JpGU-AGU Joint Meeting 2020

講演情報

[J] ポスター発表

セッション記号 P (宇宙惑星科学) » P-PS 惑星科学

[P-PS09] 惑星科学

コンビーナ:仲内 悠祐(宇宙航空研究開発機構)、嵩 由芙子(会津大学)

[PPS09-P05] 弱い強度を持つ表面への衝突クレーター形成実験とクレータースケール則の構築

杉村 瞭1、*荒川 政彦1保井 みなみ1千秋 博紀2長谷川 直3 (1.神戸大学大学院理学研究科、2.千葉工業大学惑星探査研究センター、3.宇宙航空研究開発機構)

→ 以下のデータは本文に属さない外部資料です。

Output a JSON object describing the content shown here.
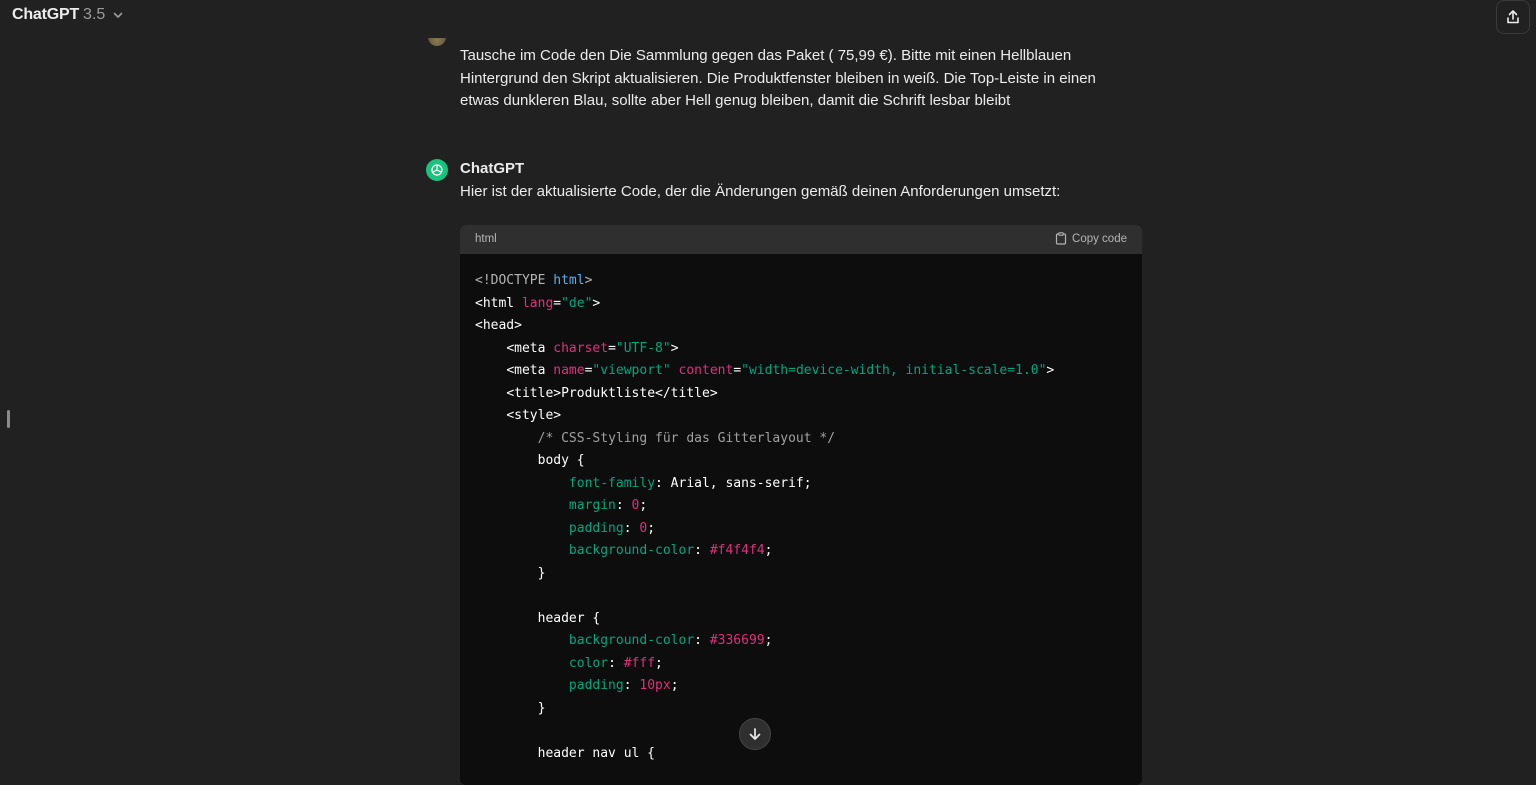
{
  "header": {
    "model_name": "ChatGPT",
    "model_version": "3.5"
  },
  "user_message": "Tausche im Code den Die Sammlung gegen das Paket ( 75,99 €). Bitte mit einen Hellblauen Hintergrund den Skript aktualisieren. Die Produktfenster bleiben in weiß. Die Top-Leiste in einen etwas dunkleren Blau, sollte aber Hell genug bleiben, damit die Schrift lesbar bleibt",
  "assistant": {
    "name": "ChatGPT",
    "intro": "Hier ist der aktualisierte Code, der die Änderungen gemäß deinen Anforderungen umsetzt:"
  },
  "code": {
    "language": "html",
    "copy_label": "Copy code",
    "lines": [
      [
        [
          "t-doctype",
          "<!DOCTYPE "
        ],
        [
          "t-kw",
          "html"
        ],
        [
          "t-doctype",
          ">"
        ]
      ],
      [
        [
          "t-tag",
          "<html "
        ],
        [
          "t-attr",
          "lang"
        ],
        [
          "t-plain",
          "="
        ],
        [
          "t-str",
          "\"de\""
        ],
        [
          "t-tag",
          ">"
        ]
      ],
      [
        [
          "t-tag",
          "<head>"
        ]
      ],
      [
        [
          "t-plain",
          "    "
        ],
        [
          "t-tag",
          "<meta "
        ],
        [
          "t-attr",
          "charset"
        ],
        [
          "t-plain",
          "="
        ],
        [
          "t-str",
          "\"UTF-8\""
        ],
        [
          "t-tag",
          ">"
        ]
      ],
      [
        [
          "t-plain",
          "    "
        ],
        [
          "t-tag",
          "<meta "
        ],
        [
          "t-attr",
          "name"
        ],
        [
          "t-plain",
          "="
        ],
        [
          "t-str",
          "\"viewport\""
        ],
        [
          "t-plain",
          " "
        ],
        [
          "t-attr",
          "content"
        ],
        [
          "t-plain",
          "="
        ],
        [
          "t-str",
          "\"width=device-width, initial-scale=1.0\""
        ],
        [
          "t-tag",
          ">"
        ]
      ],
      [
        [
          "t-plain",
          "    "
        ],
        [
          "t-tag",
          "<title>"
        ],
        [
          "t-plain",
          "Produktliste"
        ],
        [
          "t-tag",
          "</title>"
        ]
      ],
      [
        [
          "t-plain",
          "    "
        ],
        [
          "t-tag",
          "<style>"
        ]
      ],
      [
        [
          "t-plain",
          "        "
        ],
        [
          "t-comment",
          "/* CSS-Styling für das Gitterlayout */"
        ]
      ],
      [
        [
          "t-plain",
          "        body {"
        ]
      ],
      [
        [
          "t-plain",
          "            "
        ],
        [
          "t-prop",
          "font-family"
        ],
        [
          "t-plain",
          ": Arial, sans-serif;"
        ]
      ],
      [
        [
          "t-plain",
          "            "
        ],
        [
          "t-prop",
          "margin"
        ],
        [
          "t-plain",
          ": "
        ],
        [
          "t-num",
          "0"
        ],
        [
          "t-plain",
          ";"
        ]
      ],
      [
        [
          "t-plain",
          "            "
        ],
        [
          "t-prop",
          "padding"
        ],
        [
          "t-plain",
          ": "
        ],
        [
          "t-num",
          "0"
        ],
        [
          "t-plain",
          ";"
        ]
      ],
      [
        [
          "t-plain",
          "            "
        ],
        [
          "t-prop",
          "background-color"
        ],
        [
          "t-plain",
          ": "
        ],
        [
          "t-num",
          "#f4f4f4"
        ],
        [
          "t-plain",
          ";"
        ]
      ],
      [
        [
          "t-plain",
          "        }"
        ]
      ],
      [
        [
          "t-plain",
          ""
        ]
      ],
      [
        [
          "t-plain",
          "        header {"
        ]
      ],
      [
        [
          "t-plain",
          "            "
        ],
        [
          "t-prop",
          "background-color"
        ],
        [
          "t-plain",
          ": "
        ],
        [
          "t-num",
          "#336699"
        ],
        [
          "t-plain",
          ";"
        ]
      ],
      [
        [
          "t-plain",
          "            "
        ],
        [
          "t-prop",
          "color"
        ],
        [
          "t-plain",
          ": "
        ],
        [
          "t-num",
          "#fff"
        ],
        [
          "t-plain",
          ";"
        ]
      ],
      [
        [
          "t-plain",
          "            "
        ],
        [
          "t-prop",
          "padding"
        ],
        [
          "t-plain",
          ": "
        ],
        [
          "t-num",
          "10px"
        ],
        [
          "t-plain",
          ";"
        ]
      ],
      [
        [
          "t-plain",
          "        }"
        ]
      ],
      [
        [
          "t-plain",
          ""
        ]
      ],
      [
        [
          "t-plain",
          "        header nav ul {"
        ]
      ]
    ]
  }
}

キーワード:衝突クレーター、クレータースケール則、エジェクタカーテン

衝突クレーターの形成メカニズムは強度支配域と重力支配域に分けられる。そして、その境界となる境界強度が存在すると考えられる。この境界強度はクレーターサイズや重力とともに変化し、特に低表面重力の小惑星ではクレーターサイズに関わらず強度支配域になると予想されている。従って、小惑星表層に形成されるクレーター形成過程を理解するためには様々な強度を持つ標的を用いた実験を行い低強度域まで拡張させたクレータースケール則が必要である。そこで本研究では、混合比を変化させた石英砂・石膏混合標的を用いてクレーター形成実験を行い、クレータースケール則を低強度領域まで拡張した。そして、エジェクタカーテンの解析からZモデルの妥当性を検討した。
 衝突実験は神戸大学の横型二段式軽ガス銃と宇宙科学研究所の縦型二段式系ガス銃を用いて行った。弾丸は2mmのアルミ球を用い、衝突速度は2,4,6km/sであった。エジェクタ放出過程に着目した実験では高速カメラの視線方向に飛翔するエジェクタを遮断するために標的の表面にスリットを設置した。作成した標的の引張強度は0.4kPa~800kPaであった。衝突実験の結果、クレーター直径は強度の減少に伴い増加し、スポール直径は引張強度に依存することが分かった。本研究で用いた多孔質標的の規格化半径(πR)は同じ規格化強度(πY )の時、結晶質標的と比べ小さくなることが分かった。さらにπR=a πY-p1のべき乗地p1は結晶質と比べて小さくなることが分かった。p1が異なる理由は、多孔質標的では石膏内部の空隙を潰すことにエネルギーが消費されるため、衝撃圧力の距離減衰が大きくなるためであると考えられる。
 また、Y-shapeを形成するエジェクタの放出角度はクレーター壁面に近づくほど高角度で放出することが分かった。しかし、標的強度によって放出角度の増加傾向が異なり、高強度標的では角度変化が大きく、低強度標的では角度変化が小さいこと分かった。この強度支配域に特徴的なエジェクタ放出角度の変化はZモデルでは説明できない。Zモデルの境界条件としてクレーター壁を剛体とすることで、この角度変化は説明可能であることが確認できた。
 本研究の結果から得られたスケール則πR=0.82 πY -0.18と探査機はやぶさ2が小惑星Ryugu上に形成したクレーターから小惑星Ryuguの表面強度の制約を行った。本研究で得られたクレーターサイズスケール則 にSCI衝突条件を代入するとリュウグウの表面強度は約1 Paとなった。一方、形成されたクレーターには堆積リムがありクレーター形成メカニズムが重力支配域であることを考慮すると、リュウグウの表面強度の上限値は約1Paであると制約することができた。